Students to protest OSAP changes on campus

Protest scheduled to take place at University and Union

The protest will take place at noon on Tuesday, Jan. 22. 
Credit: 
Journal File Photo

Last Thursday, Ontario’s government released sweeping changes to OSAP—and on Tuesday Queen’s students will take to University and Union to protest the decision.

Following the Ford government’s announced changes to the Ontario Student Assistance Program, students Samantha Hartmann, ArtSci ’19, and Lucas Borchenko, ArtSci ’21, have organized a protest at the corner of University and Union for noon on Jan. 22.

Although the province’s revised program will include a 10 per cent cut to all post-secondary tuition in Ontario, students have expressed concerns over revisions to the OSAP system. 

The free tuition grant program will be eliminated, alongside the six-month interest-free grace period. Cutting the grant program means that no student, regardless of income, will be entirely covered by OSAP, and axing the grace period means students will have to start paying interest on loans immediately after graduation.

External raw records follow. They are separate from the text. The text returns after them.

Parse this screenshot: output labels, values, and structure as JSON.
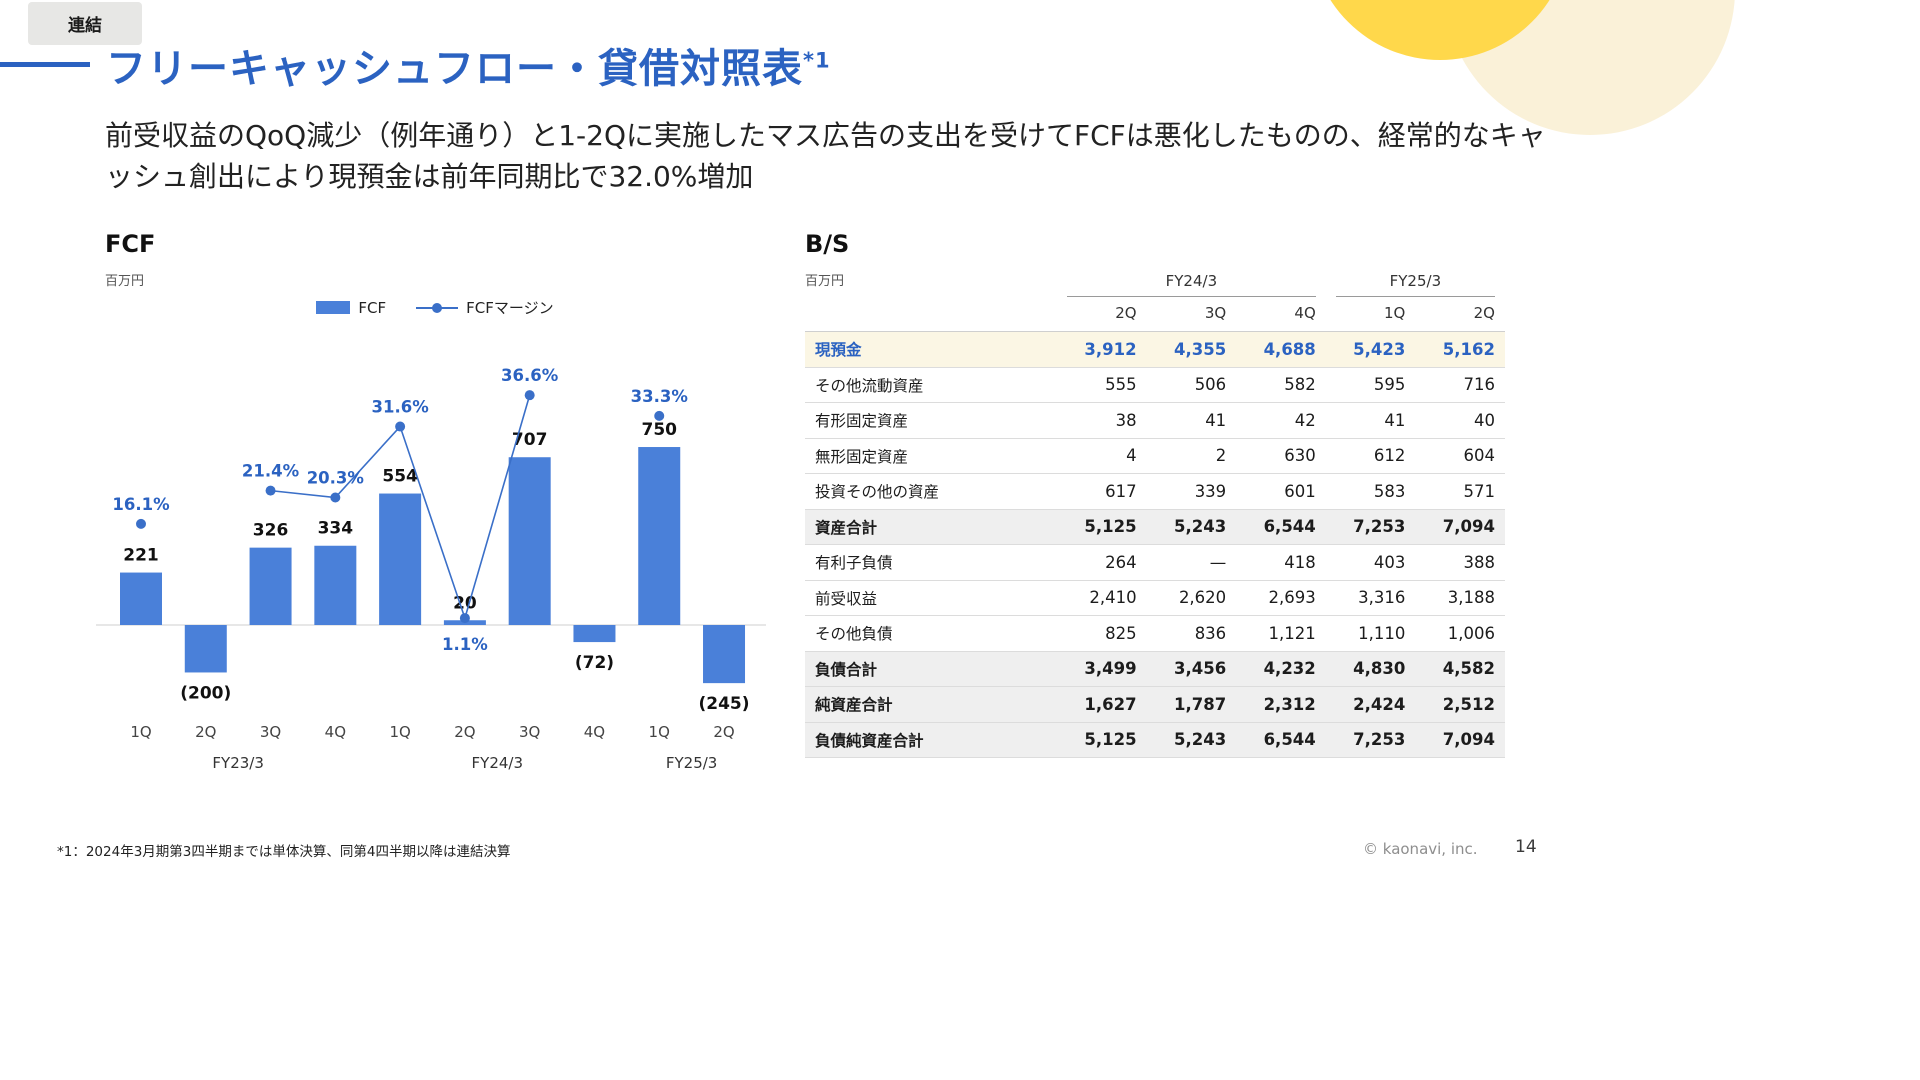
{
  "badge": "連結",
  "title": {
    "text": "フリーキャッシュフロー・貸借対照表",
    "superscript": "*1"
  },
  "subtitle": "前受収益のQoQ減少（例年通り）と1-2Qに実施したマス広告の支出を受けてFCFは悪化したものの、経常的なキャッシュ創出により現預金は前年同期比で32.0%増加",
  "fcf_section": {
    "heading": "FCF",
    "unit": "百万円"
  },
  "bs_section": {
    "heading": "B/S",
    "unit": "百万円"
  },
  "chart_data": [
    {
      "type": "bar",
      "title": "FCF",
      "unit": "百万円",
      "categories": [
        "1Q",
        "2Q",
        "3Q",
        "4Q",
        "1Q",
        "2Q",
        "3Q",
        "4Q",
        "1Q",
        "2Q"
      ],
      "group_labels": [
        {
          "label": "FY23/3",
          "span": [
            0,
            3
          ]
        },
        {
          "label": "FY24/3",
          "span": [
            4,
            7
          ]
        },
        {
          "label": "FY25/3",
          "span": [
            8,
            9
          ]
        }
      ],
      "series": [
        {
          "name": "FCF",
          "type": "bar",
          "values": [
            221,
            -200,
            326,
            334,
            554,
            20,
            707,
            -72,
            750,
            -245
          ],
          "labels": [
            "221",
            "(200)",
            "326",
            "334",
            "554",
            "20",
            "707",
            "(72)",
            "750",
            "(245)"
          ]
        },
        {
          "name": "FCFマージン",
          "type": "line",
          "values": [
            16.1,
            null,
            21.4,
            20.3,
            31.6,
            1.1,
            36.6,
            null,
            33.3,
            null
          ],
          "labels": [
            "16.1%",
            null,
            "21.4%",
            "20.3%",
            "31.6%",
            "1.1%",
            "36.6%",
            null,
            "33.3%",
            null
          ],
          "label_positions": [
            "above",
            null,
            "above",
            "above",
            "above",
            "below",
            "above",
            null,
            "above",
            null
          ],
          "connected_segments": [
            [
              2,
              3,
              4,
              5,
              6
            ]
          ]
        }
      ]
    },
    {
      "type": "table",
      "title": "B/S",
      "unit": "百万円",
      "column_groups": [
        {
          "label": "FY24/3",
          "cols": [
            "2Q",
            "3Q",
            "4Q"
          ]
        },
        {
          "label": "FY25/3",
          "cols": [
            "1Q",
            "2Q"
          ]
        }
      ],
      "rows": [
        {
          "label": "現預金",
          "values": [
            "3,912",
            "4,355",
            "4,688",
            "5,423",
            "5,162"
          ],
          "style": "highlight"
        },
        {
          "label": "その他流動資産",
          "values": [
            "555",
            "506",
            "582",
            "595",
            "716"
          ],
          "style": "normal"
        },
        {
          "label": "有形固定資産",
          "values": [
            "38",
            "41",
            "42",
            "41",
            "40"
          ],
          "style": "normal"
        },
        {
          "label": "無形固定資産",
          "values": [
            "4",
            "2",
            "630",
            "612",
            "604"
          ],
          "style": "normal"
        },
        {
          "label": "投資その他の資産",
          "values": [
            "617",
            "339",
            "601",
            "583",
            "571"
          ],
          "style": "normal"
        },
        {
          "label": "資産合計",
          "values": [
            "5,125",
            "5,243",
            "6,544",
            "7,253",
            "7,094"
          ],
          "style": "total"
        },
        {
          "label": "有利子負債",
          "values": [
            "264",
            "—",
            "418",
            "403",
            "388"
          ],
          "style": "normal"
        },
        {
          "label": "前受収益",
          "values": [
            "2,410",
            "2,620",
            "2,693",
            "3,316",
            "3,188"
          ],
          "style": "normal"
        },
        {
          "label": "その他負債",
          "values": [
            "825",
            "836",
            "1,121",
            "1,110",
            "1,006"
          ],
          "style": "normal"
        },
        {
          "label": "負債合計",
          "values": [
            "3,499",
            "3,456",
            "4,232",
            "4,830",
            "4,582"
          ],
          "style": "total"
        },
        {
          "label": "純資産合計",
          "values": [
            "1,627",
            "1,787",
            "2,312",
            "2,424",
            "2,512"
          ],
          "style": "total"
        },
        {
          "label": "負債純資産合計",
          "values": [
            "5,125",
            "5,243",
            "6,544",
            "7,253",
            "7,094"
          ],
          "style": "total"
        }
      ]
    }
  ],
  "footer": {
    "footnote": "*1：2024年3月期第3四半期までは単体決算、同第4四半期以降は連結決算",
    "copyright": "© kaonavi, inc.",
    "page_number": "14"
  },
  "colors": {
    "accent": "#2b62c1",
    "bar": "#4a80d9",
    "line": "#3a6fc8",
    "highlight_row_bg": "#fbf6e4",
    "total_row_bg": "#efefef",
    "badge_bg": "#e7e7e5",
    "deco_yellow": "#ffd84b",
    "deco_cream": "#faf1d8"
  }
}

Within 45 minutes of the government’s Jan.17 press release, Hartmann and Borchenko created a Facebook page for the protest and were active in publicizing the event across social media.

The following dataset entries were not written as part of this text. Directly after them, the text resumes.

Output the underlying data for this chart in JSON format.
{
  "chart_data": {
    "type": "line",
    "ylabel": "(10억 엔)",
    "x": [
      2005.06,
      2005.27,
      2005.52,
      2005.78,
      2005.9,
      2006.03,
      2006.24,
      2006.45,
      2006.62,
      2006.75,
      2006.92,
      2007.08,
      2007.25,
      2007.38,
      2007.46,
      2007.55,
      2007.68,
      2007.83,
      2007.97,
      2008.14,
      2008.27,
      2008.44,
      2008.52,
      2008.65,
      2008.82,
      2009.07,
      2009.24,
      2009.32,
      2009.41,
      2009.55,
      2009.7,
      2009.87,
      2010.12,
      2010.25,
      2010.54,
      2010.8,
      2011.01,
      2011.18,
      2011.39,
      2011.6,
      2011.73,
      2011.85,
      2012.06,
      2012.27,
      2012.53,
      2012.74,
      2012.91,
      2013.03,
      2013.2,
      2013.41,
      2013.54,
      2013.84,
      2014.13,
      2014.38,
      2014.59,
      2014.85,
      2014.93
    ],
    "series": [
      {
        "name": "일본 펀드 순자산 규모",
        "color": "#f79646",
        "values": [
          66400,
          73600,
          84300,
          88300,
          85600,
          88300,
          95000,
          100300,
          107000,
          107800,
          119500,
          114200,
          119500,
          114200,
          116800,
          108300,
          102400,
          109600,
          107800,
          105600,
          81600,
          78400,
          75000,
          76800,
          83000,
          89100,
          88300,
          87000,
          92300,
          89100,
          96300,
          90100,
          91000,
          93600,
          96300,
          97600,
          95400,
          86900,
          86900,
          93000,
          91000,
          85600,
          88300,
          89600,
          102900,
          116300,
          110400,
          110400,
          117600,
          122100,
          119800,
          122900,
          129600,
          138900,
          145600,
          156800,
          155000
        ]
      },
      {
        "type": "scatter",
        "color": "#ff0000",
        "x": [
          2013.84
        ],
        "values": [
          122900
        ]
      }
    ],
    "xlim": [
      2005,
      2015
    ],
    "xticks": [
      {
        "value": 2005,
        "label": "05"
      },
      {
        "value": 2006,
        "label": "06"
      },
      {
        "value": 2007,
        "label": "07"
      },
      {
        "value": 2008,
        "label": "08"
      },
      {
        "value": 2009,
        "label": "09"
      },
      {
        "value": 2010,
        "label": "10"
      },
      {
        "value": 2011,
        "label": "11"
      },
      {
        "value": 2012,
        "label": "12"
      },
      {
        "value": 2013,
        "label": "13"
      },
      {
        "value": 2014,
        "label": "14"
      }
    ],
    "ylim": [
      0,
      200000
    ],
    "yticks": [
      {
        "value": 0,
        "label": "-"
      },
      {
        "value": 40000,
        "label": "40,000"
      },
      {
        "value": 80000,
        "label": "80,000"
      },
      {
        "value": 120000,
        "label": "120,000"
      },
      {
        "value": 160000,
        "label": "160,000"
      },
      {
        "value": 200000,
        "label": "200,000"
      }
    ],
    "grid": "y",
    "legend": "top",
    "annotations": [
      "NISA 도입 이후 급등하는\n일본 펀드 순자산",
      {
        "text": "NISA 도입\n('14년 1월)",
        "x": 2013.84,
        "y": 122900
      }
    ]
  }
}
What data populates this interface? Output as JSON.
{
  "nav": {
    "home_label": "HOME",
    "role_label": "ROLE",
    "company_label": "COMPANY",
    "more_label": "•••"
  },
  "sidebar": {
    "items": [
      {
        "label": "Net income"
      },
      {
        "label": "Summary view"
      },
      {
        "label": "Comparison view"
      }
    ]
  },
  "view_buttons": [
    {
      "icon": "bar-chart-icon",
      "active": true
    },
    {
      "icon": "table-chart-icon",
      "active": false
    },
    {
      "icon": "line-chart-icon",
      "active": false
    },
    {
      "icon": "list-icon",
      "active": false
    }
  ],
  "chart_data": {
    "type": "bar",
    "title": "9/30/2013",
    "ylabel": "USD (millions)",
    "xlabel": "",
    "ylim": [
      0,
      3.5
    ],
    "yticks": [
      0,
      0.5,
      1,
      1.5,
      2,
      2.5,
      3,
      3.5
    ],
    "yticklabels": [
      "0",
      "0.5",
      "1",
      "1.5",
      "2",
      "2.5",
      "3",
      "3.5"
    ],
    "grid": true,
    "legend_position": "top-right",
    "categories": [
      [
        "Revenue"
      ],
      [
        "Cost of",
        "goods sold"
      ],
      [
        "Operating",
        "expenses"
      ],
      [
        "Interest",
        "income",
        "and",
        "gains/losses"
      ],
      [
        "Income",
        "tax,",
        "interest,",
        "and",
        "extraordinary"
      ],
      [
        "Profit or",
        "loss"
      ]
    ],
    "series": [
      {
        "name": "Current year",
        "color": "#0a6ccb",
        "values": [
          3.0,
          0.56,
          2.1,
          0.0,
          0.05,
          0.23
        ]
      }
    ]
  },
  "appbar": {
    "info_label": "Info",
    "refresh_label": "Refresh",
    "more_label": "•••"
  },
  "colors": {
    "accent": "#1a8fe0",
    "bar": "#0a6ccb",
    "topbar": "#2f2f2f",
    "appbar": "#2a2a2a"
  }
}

“We kind of saw this coming with all the other changes that came with the Ford government,” Hartmann told The Journal in an interview.

According to Borchenko, other student groups at universities across Ontario, including the University of Toronto, McMaster, Ryerson, Guelph, and Laurier—as well as high school students in Toronto—have been active in the wake of the announcement.

Ahead of the Queen’s protest, red felt squares will be distributed for students to wear.

“The red square is a show in solidarity with students around the province who are seeing their tuition go up because of the OSAP cuts,” Borchenko said. “It was what was used in the 2012 Quebec protests when they saw their tuition increase.”

However, Hartmann said there are students with negative commentary about the protest, arguing that the new changes improve the OSAP system.

Regardless, the event has gained traction. At the time of the interview, according to Hartmann, the Facebook event had over a thousand people listed as interested, with over three hundred marked as going.

Hartmann hopes the protest won’t be the end of students’ efforts—post-protest events have already been lined up and will be announced shortly, she said.  

For students unable to attend Tuesday protest, Hartmann and Borchenko plan on circulating a petition the same day. In addition, they plan to release a draft letter that students can mail to their MPP’s. They will be attaching a contact list for every MPP in Ontario alongside the letter so that students have easy access to that information.

“People can send emails or phone calls and make sure that their local representative knows that this is an important issue to them,” Borchenko said. “On the campus, I hope that we send the university a message that we really care about OSAP.”